Paper #20
Gemini: A Family of Highly Capable Multimodal Models (2023)
AI-generated
Google's Gemini is a natively multimodal model family trained from the ground up on text, images, audio, and video interleaved together, rather than bolting vision onto a text model after training.
Unlike GPT-4 and Claude 3, which are primarily text models with vision added, Gemini was designed from inception to process and reason across multiple modalities simultaneously. It can understand images, video, and audio alongside text in a unified architecture.
The family includes Ultra (most capable), Pro (balanced), and Nano (efficient, for on-device use). Gemini Ultra was the first model to exceed human expert performance on the MMLU benchmark (a massive multitask language understanding test covering 57 subjects).
Native multimodality is a significant architectural choice.

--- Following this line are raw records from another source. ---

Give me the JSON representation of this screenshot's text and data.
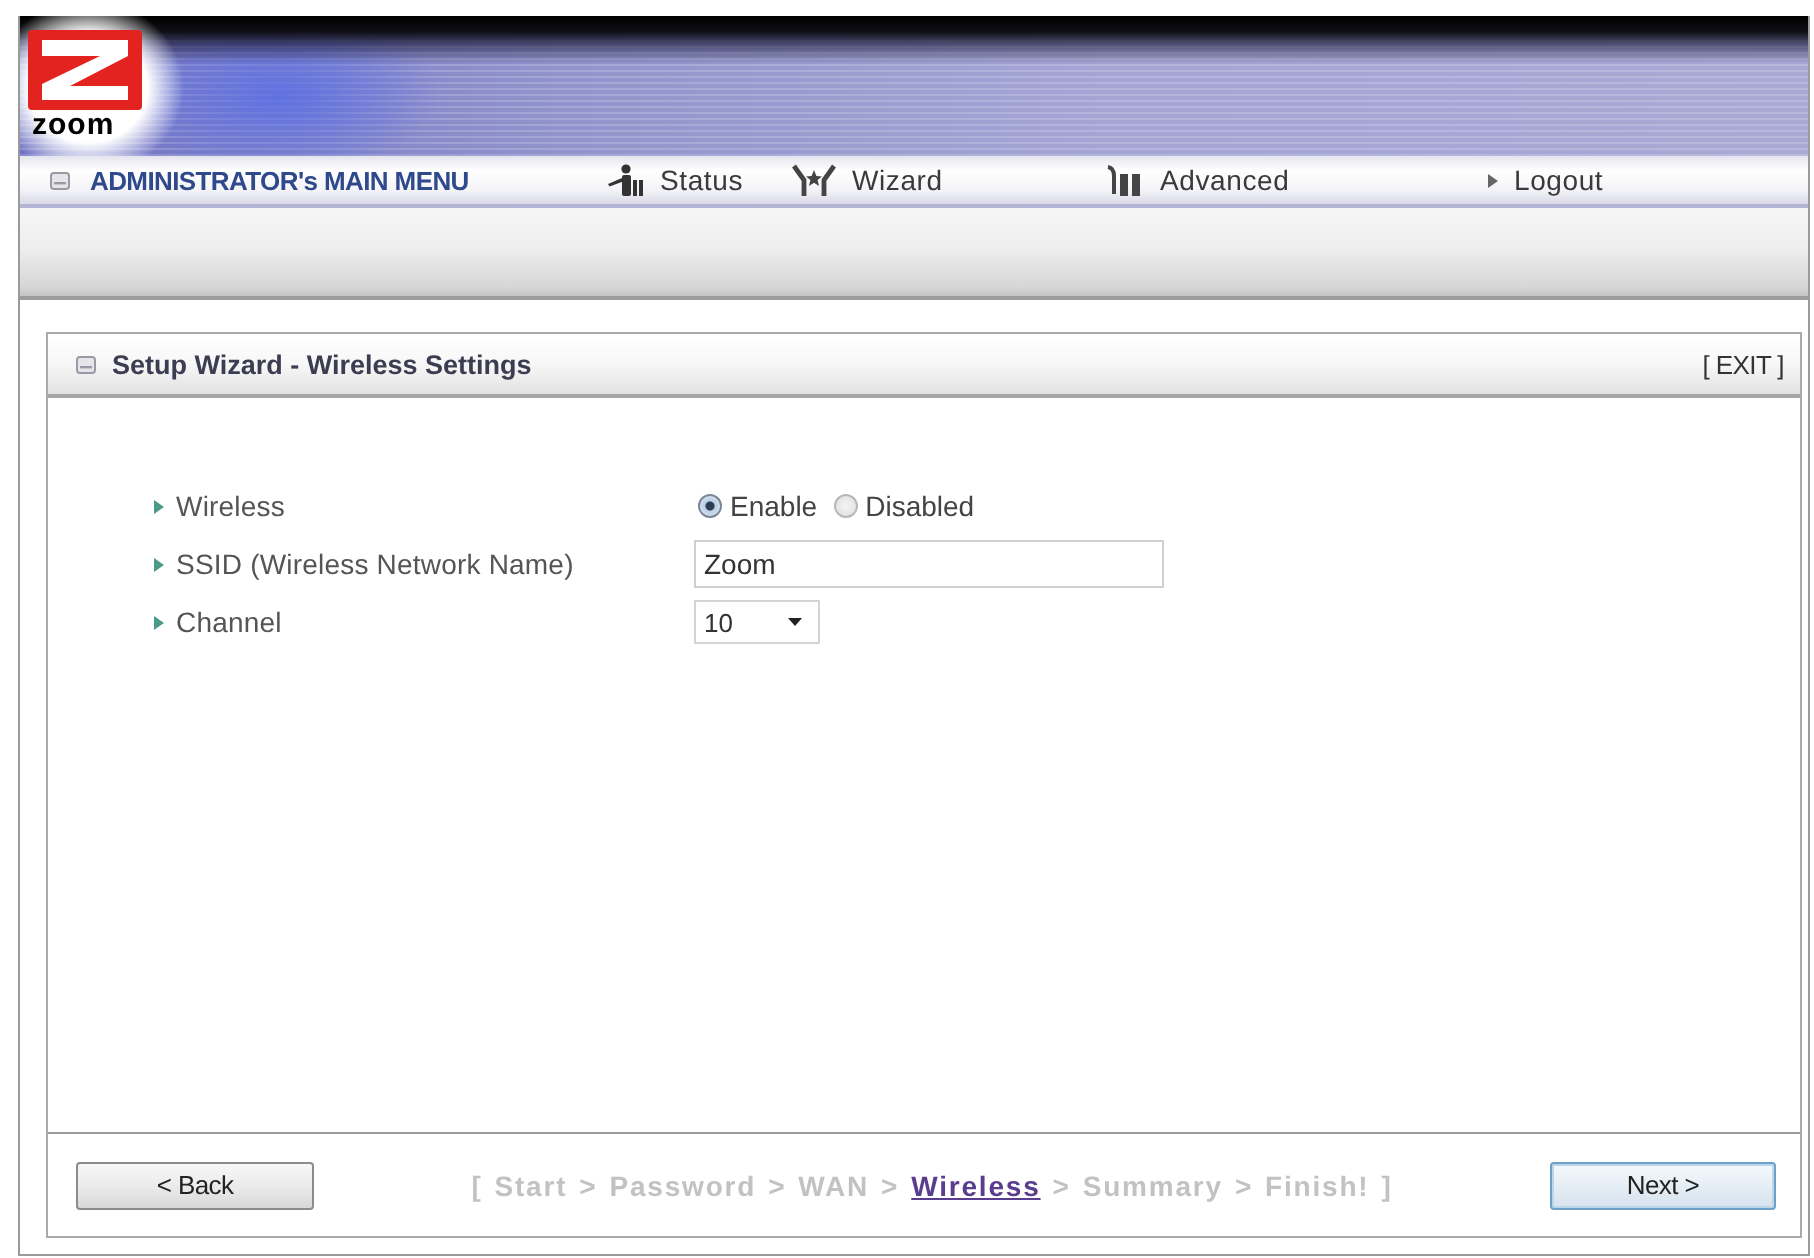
{
  "header": {
    "logo_text": "zoom"
  },
  "nav": {
    "title": "ADMINISTRATOR's MAIN MENU",
    "items": [
      {
        "kind": "status",
        "label": "Status"
      },
      {
        "kind": "wizard",
        "label": "Wizard"
      },
      {
        "kind": "advanced",
        "label": "Advanced"
      },
      {
        "kind": "logout",
        "label": "Logout"
      }
    ]
  },
  "panel": {
    "title": "Setup Wizard - Wireless Settings",
    "exit": "[ EXIT ]"
  },
  "form": {
    "rows": [
      {
        "kind": "radio",
        "label": "Wireless",
        "options": [
          {
            "label": "Enable",
            "selected": true
          },
          {
            "label": "Disabled",
            "selected": false
          }
        ]
      },
      {
        "kind": "text",
        "label": "SSID (Wireless Network Name)",
        "value": "Zoom"
      },
      {
        "kind": "select",
        "label": "Channel",
        "value": "10"
      }
    ]
  },
  "footer": {
    "back_button": {
      "label": "< Back",
      "focused": false
    },
    "next_button": {
      "label": "Next >",
      "focused": true
    },
    "steps": {
      "open": "[",
      "close": "]",
      "items": [
        {
          "label": "Start",
          "selected": false,
          "separator": ">"
        },
        {
          "label": "Password",
          "selected": false,
          "separator": ">"
        },
        {
          "label": "WAN",
          "selected": false,
          "separator": ">"
        },
        {
          "label": "Wireless",
          "selected": true,
          "separator": ">"
        },
        {
          "label": "Summary",
          "selected": false,
          "separator": ">"
        },
        {
          "label": "Finish!",
          "selected": false
        }
      ]
    }
  }
}
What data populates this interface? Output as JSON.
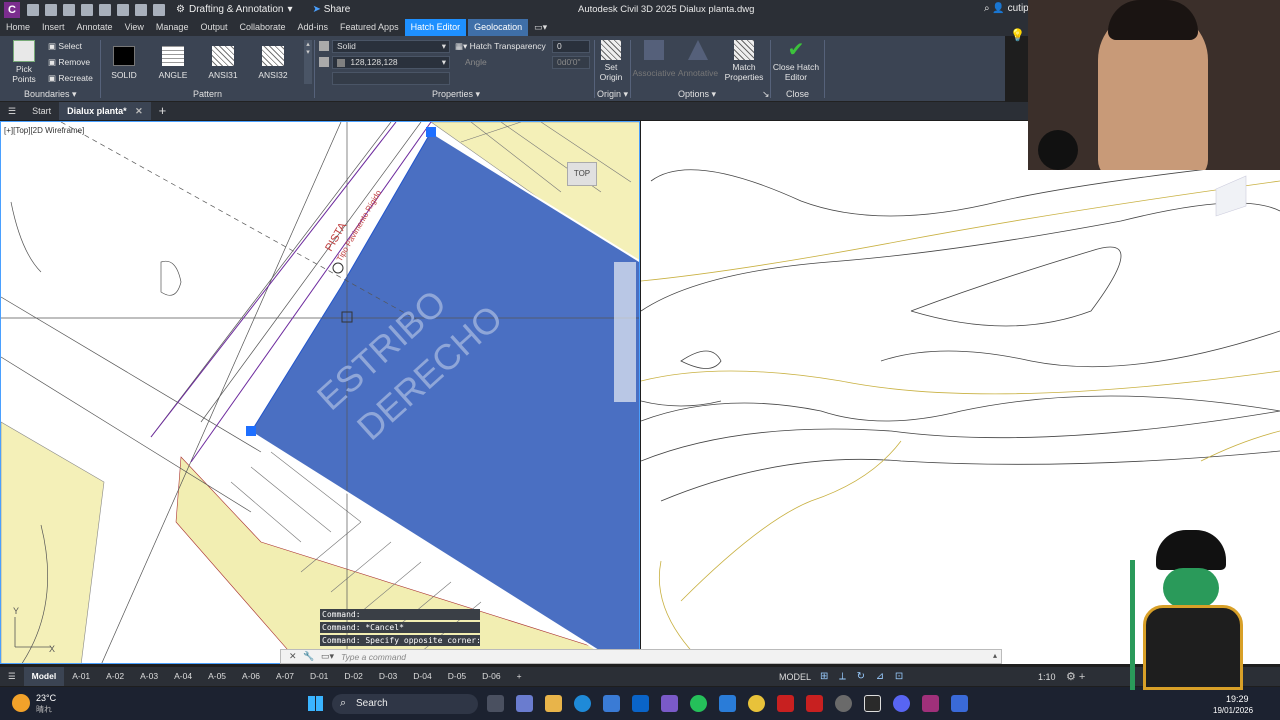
{
  "titlebar": {
    "workspace": "Drafting & Annotation",
    "share": "Share",
    "app_title": "Autodesk Civil 3D 2025    Dialux planta.dwg",
    "user": "cutipo.e",
    "logo": "C"
  },
  "menu": {
    "tabs": [
      "Home",
      "Insert",
      "Annotate",
      "View",
      "Manage",
      "Output",
      "Collaborate",
      "Add-ins",
      "Featured Apps",
      "Hatch Editor",
      "Geolocation"
    ],
    "active": "Hatch Editor"
  },
  "ribbon": {
    "boundaries": {
      "title": "Boundaries",
      "pick_points": "Pick Points",
      "select": "Select",
      "remove": "Remove",
      "recreate": "Recreate"
    },
    "pattern": {
      "title": "Pattern",
      "items": [
        "SOLID",
        "ANGLE",
        "ANSI31",
        "ANSI32"
      ]
    },
    "properties": {
      "title": "Properties",
      "type_value": "Solid",
      "color_value": "128,128,128",
      "transparency_label": "Hatch Transparency",
      "transparency_value": "0",
      "angle_label": "Angle",
      "angle_value": "0d0'0\""
    },
    "origin": {
      "title": "Origin",
      "set_origin": "Set Origin"
    },
    "options": {
      "title": "Options",
      "associative": "Associative",
      "annotative": "Annotative",
      "match_properties": "Match Properties"
    },
    "close": {
      "title": "Close",
      "close_hatch_editor": "Close Hatch Editor"
    }
  },
  "file_tabs": {
    "start": "Start",
    "active_file": "Dialux planta*",
    "add": "+"
  },
  "viewport": {
    "label": "[+][Top][2D Wireframe]",
    "viewcube": "TOP",
    "drawing_text_1": "ESTRIBO",
    "drawing_text_2": "DERECHO",
    "drawing_text_3": "PISTA",
    "drawing_text_4": "Tipo Pavimento Rígido"
  },
  "command": {
    "history": [
      "Command:",
      "Command: *Cancel*",
      "Command: Specify opposite corner:"
    ],
    "placeholder": "Type a command"
  },
  "layout_tabs": [
    "Model",
    "A-01",
    "A-02",
    "A-03",
    "A-04",
    "A-05",
    "A-06",
    "A-07",
    "D-01",
    "D-02",
    "D-03",
    "D-04",
    "D-05",
    "D-06"
  ],
  "status": {
    "model": "MODEL",
    "scale": "1:10"
  },
  "taskbar": {
    "temperature": "23°C",
    "weather": "晴れ",
    "search": "Search",
    "time": "19:29",
    "date": "19/01/2026"
  },
  "colors": {
    "hatch_blue": "#4a6fc2",
    "accent": "#1e90ff",
    "ribbon": "#3b4453",
    "dark": "#2b2f36"
  }
}
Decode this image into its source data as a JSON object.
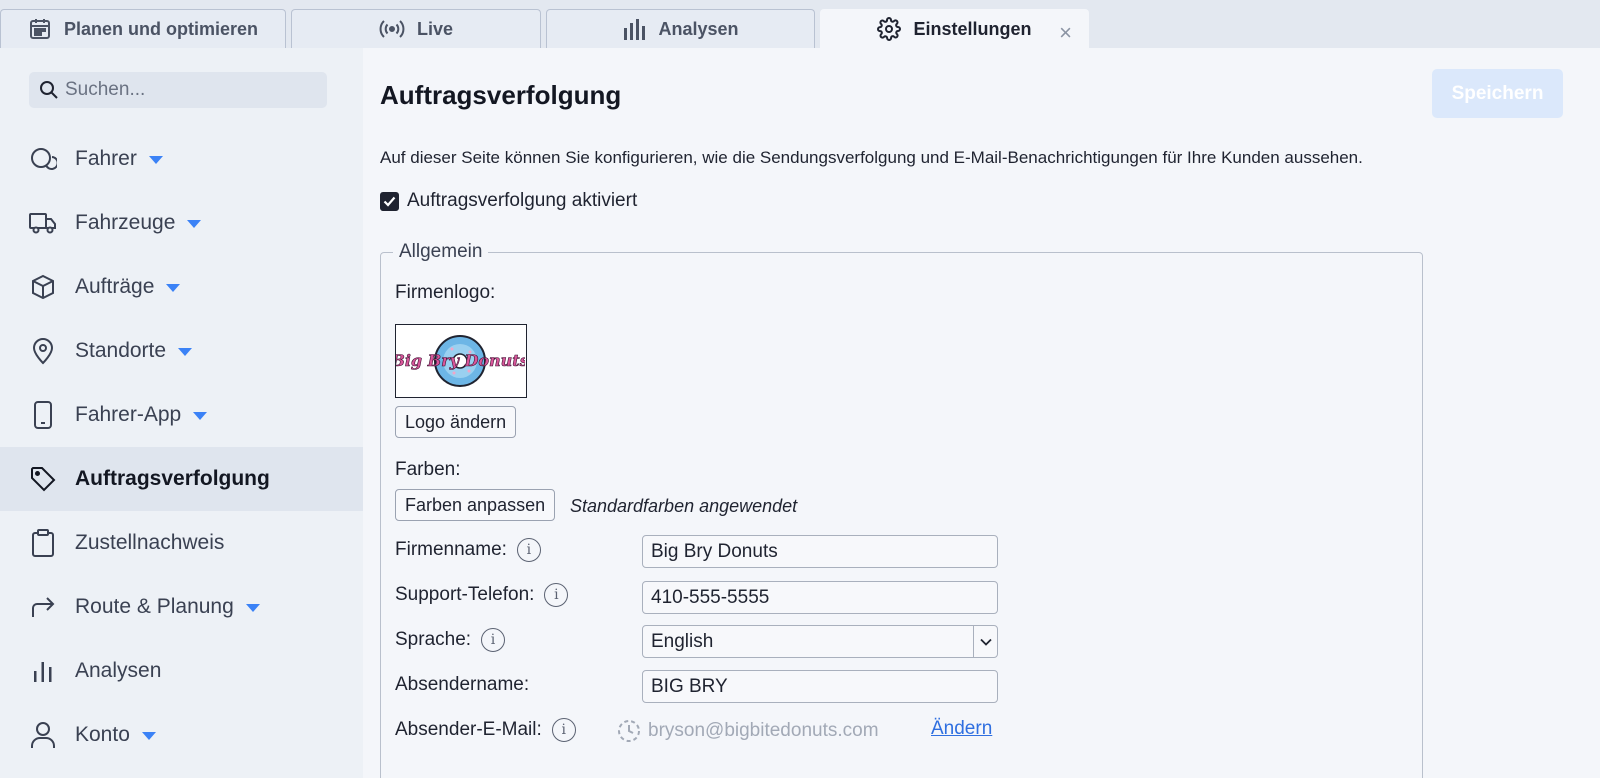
{
  "tabs": [
    {
      "label": "Planen und optimieren",
      "icon": "calendar-icon"
    },
    {
      "label": "Live",
      "icon": "broadcast-icon"
    },
    {
      "label": "Analysen",
      "icon": "bar-chart-icon"
    },
    {
      "label": "Einstellungen",
      "icon": "gear-icon",
      "active": true,
      "close": "×"
    }
  ],
  "sidebar": {
    "search_placeholder": "Suchen...",
    "items": [
      {
        "label": "Fahrer",
        "icon": "driver-icon",
        "expandable": true
      },
      {
        "label": "Fahrzeuge",
        "icon": "truck-icon",
        "expandable": true
      },
      {
        "label": "Aufträge",
        "icon": "box-icon",
        "expandable": true
      },
      {
        "label": "Standorte",
        "icon": "map-pin-icon",
        "expandable": true
      },
      {
        "label": "Fahrer-App",
        "icon": "phone-icon",
        "expandable": true
      },
      {
        "label": "Auftragsverfolgung",
        "icon": "tag-icon",
        "active": true
      },
      {
        "label": "Zustellnachweis",
        "icon": "clipboard-icon"
      },
      {
        "label": "Route & Planung",
        "icon": "route-arrow-icon",
        "expandable": true
      },
      {
        "label": "Analysen",
        "icon": "bar-chart-icon"
      },
      {
        "label": "Konto",
        "icon": "user-icon",
        "expandable": true
      }
    ]
  },
  "main": {
    "title": "Auftragsverfolgung",
    "save_label": "Speichern",
    "intro": "Auf dieser Seite können Sie konfigurieren, wie die Sendungsverfolgung und E-Mail-Benachrichtigungen für Ihre Kunden aussehen.",
    "enable_label": "Auftragsverfolgung aktiviert",
    "enable_checked": true,
    "group": {
      "legend": "Allgemein",
      "logo_label": "Firmenlogo:",
      "logo_text": "Big Bry Donuts",
      "change_logo_label": "Logo ändern",
      "colors_label": "Farben:",
      "customize_colors_label": "Farben anpassen",
      "colors_note": "Standardfarben angewendet",
      "company_name_label": "Firmenname:",
      "company_name_value": "Big Bry Donuts",
      "support_phone_label": "Support-Telefon:",
      "support_phone_value": "410-555-5555",
      "language_label": "Sprache:",
      "language_value": "English",
      "sender_name_label": "Absendername:",
      "sender_name_value": "BIG BRY",
      "sender_email_label": "Absender-E-Mail:",
      "sender_email_value": "bryson@bigbitedonuts.com",
      "change_email_label": "Ändern"
    }
  },
  "colors": {
    "accent": "#3b82f6",
    "save_disabled": "#dbe8fb",
    "link": "#2f6fe0"
  }
}
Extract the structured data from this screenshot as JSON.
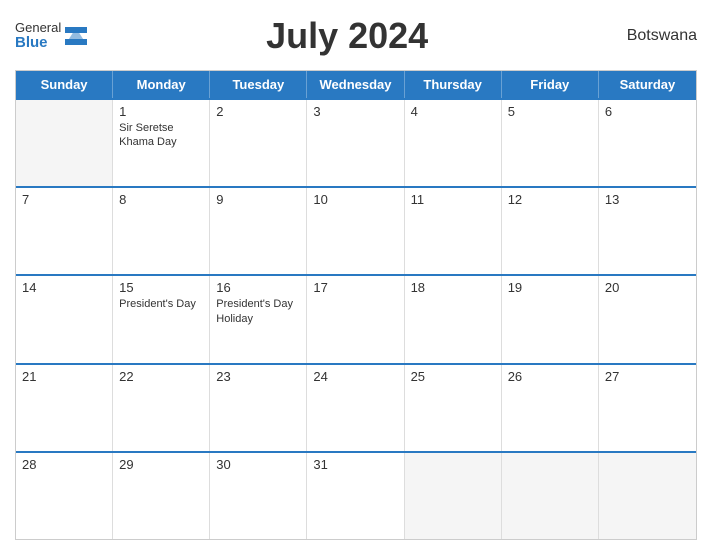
{
  "logo": {
    "line1": "General",
    "line2": "Blue"
  },
  "title": "July 2024",
  "country": "Botswana",
  "header": {
    "days": [
      "Sunday",
      "Monday",
      "Tuesday",
      "Wednesday",
      "Thursday",
      "Friday",
      "Saturday"
    ]
  },
  "weeks": [
    [
      {
        "day": "",
        "events": [],
        "empty": true
      },
      {
        "day": "1",
        "events": [
          "Sir Seretse Khama Day"
        ],
        "empty": false
      },
      {
        "day": "2",
        "events": [],
        "empty": false
      },
      {
        "day": "3",
        "events": [],
        "empty": false
      },
      {
        "day": "4",
        "events": [],
        "empty": false
      },
      {
        "day": "5",
        "events": [],
        "empty": false
      },
      {
        "day": "6",
        "events": [],
        "empty": false
      }
    ],
    [
      {
        "day": "7",
        "events": [],
        "empty": false
      },
      {
        "day": "8",
        "events": [],
        "empty": false
      },
      {
        "day": "9",
        "events": [],
        "empty": false
      },
      {
        "day": "10",
        "events": [],
        "empty": false
      },
      {
        "day": "11",
        "events": [],
        "empty": false
      },
      {
        "day": "12",
        "events": [],
        "empty": false
      },
      {
        "day": "13",
        "events": [],
        "empty": false
      }
    ],
    [
      {
        "day": "14",
        "events": [],
        "empty": false
      },
      {
        "day": "15",
        "events": [
          "President's Day"
        ],
        "empty": false
      },
      {
        "day": "16",
        "events": [
          "President's Day Holiday"
        ],
        "empty": false
      },
      {
        "day": "17",
        "events": [],
        "empty": false
      },
      {
        "day": "18",
        "events": [],
        "empty": false
      },
      {
        "day": "19",
        "events": [],
        "empty": false
      },
      {
        "day": "20",
        "events": [],
        "empty": false
      }
    ],
    [
      {
        "day": "21",
        "events": [],
        "empty": false
      },
      {
        "day": "22",
        "events": [],
        "empty": false
      },
      {
        "day": "23",
        "events": [],
        "empty": false
      },
      {
        "day": "24",
        "events": [],
        "empty": false
      },
      {
        "day": "25",
        "events": [],
        "empty": false
      },
      {
        "day": "26",
        "events": [],
        "empty": false
      },
      {
        "day": "27",
        "events": [],
        "empty": false
      }
    ],
    [
      {
        "day": "28",
        "events": [],
        "empty": false
      },
      {
        "day": "29",
        "events": [],
        "empty": false
      },
      {
        "day": "30",
        "events": [],
        "empty": false
      },
      {
        "day": "31",
        "events": [],
        "empty": false
      },
      {
        "day": "",
        "events": [],
        "empty": true
      },
      {
        "day": "",
        "events": [],
        "empty": true
      },
      {
        "day": "",
        "events": [],
        "empty": true
      }
    ]
  ]
}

When a model is trained on interleaved modalities from the start, it develops more natural cross-modal reasoning. Instead of translating images to text-like representations, Gemini reasons about images and text in a unified way.
The Nano variant is particularly important: it brings capable AI to mobile devices and edge computing, enabling on-device AI that works without internet connectivity.
Gemini's release intensified the competition between Google, OpenAI, and Anthropic, accelerating progress across the entire field.
Authors: Gemini Team, Google (team paper).
Model family: Gemini Ultra, Pro, and Nano.
Key benchmark: First model to exceed human expert performance on MMLU (90.0% vs. 89.8%).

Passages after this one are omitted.